Canada arrests three Indian suspects in the murder of Khalistani terrorist Nijjar

Hardeep Singh Nijjar, a Canadian citizen, wanted in India on terror charges (file)

New Delhi:

Canadian police said Friday they have arrested three Indians they suspect were part of the alleged assassination squad that killed Khalistani terrorist Hardeep Singh Nijjar last year.

Nijjar’s killing had become the epicenter of a diplomatic row between India and Canada last year after Prime Minister Justin Trudeau alleged the role of “Indian agents” in the killing. India had dismissed the accusation as ‘absurd’ and ‘motivated’.

The three arrested Indians – Karan Brar, 22, Kamalpreet Singh, 22, Karanpreet Singh, 28 – had lived as non-permanent residents in Alberta for three to five years, said Chief Inspector Mandeep Mooker, who heads the Integrated Homicide Investigation Team.

They have been charged with first-degree murder and conspiracy to commit murder, court documents showed.

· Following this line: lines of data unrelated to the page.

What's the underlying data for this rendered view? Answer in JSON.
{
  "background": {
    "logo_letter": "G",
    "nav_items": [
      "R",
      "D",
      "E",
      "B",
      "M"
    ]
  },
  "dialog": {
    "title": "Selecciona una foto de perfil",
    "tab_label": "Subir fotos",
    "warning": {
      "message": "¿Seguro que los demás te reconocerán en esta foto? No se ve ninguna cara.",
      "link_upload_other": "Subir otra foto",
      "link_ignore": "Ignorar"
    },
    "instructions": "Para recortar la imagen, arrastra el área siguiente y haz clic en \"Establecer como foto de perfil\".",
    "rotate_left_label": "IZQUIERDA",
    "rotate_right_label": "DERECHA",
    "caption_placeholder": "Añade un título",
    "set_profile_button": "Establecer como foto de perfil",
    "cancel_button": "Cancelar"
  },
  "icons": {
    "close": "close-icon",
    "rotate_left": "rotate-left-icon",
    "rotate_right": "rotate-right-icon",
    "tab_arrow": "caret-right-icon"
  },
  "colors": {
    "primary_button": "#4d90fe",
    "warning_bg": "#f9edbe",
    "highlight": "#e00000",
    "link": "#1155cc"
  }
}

Read | India cooperates with Canada in Hardeep Nijjar murder investigation: Trudeau Aide

Police said none of the suspects were previously known to them and they were investigating their possible links to the Indian government.

The killing remains “highly under investigation,” Deputy Commissioner David Teboul of the Royal Canadian Mounted Police (RCMP) told a news conference Friday.

“There are separate and distinct investigations into these matters, certainly not limited to the involvement of the people arrested today, and these efforts include investigating ties to the government of India,” CTV News quoted him as saying.

Nijjar, a Canadian citizen wanted in India on several terror charges, was shot dead outside a gurdwara in Surrey on June 18, 2023. Trudeau’s indictment of India led to a huge row later that year, with both countries expelling diplomats from the other country.

Read | ‘Made up’: India rejects report on ‘secret memo’ naming Hardeep Nijjar

Earlier this week, a new row erupted after separatist slogans about “Khalistan” were raised at a rally addressed by Trudeau, prompting New Delhi to summon their Deputy High Commissioner and protest strongly.

On the sidelines of the event, Trudeau told reporters that Nijjar’s killing had created a “problem” that he could not have ignored.

India rejected his comment, saying it showed once again that Canada provides political space for separatism, extremism and violence. “This not only impacts India-Canada relations, but also encourages a climate of violence and crime in Canada, to the detriment of its own citizens,” said foreign ministry spokesman Randhir Jaiswal.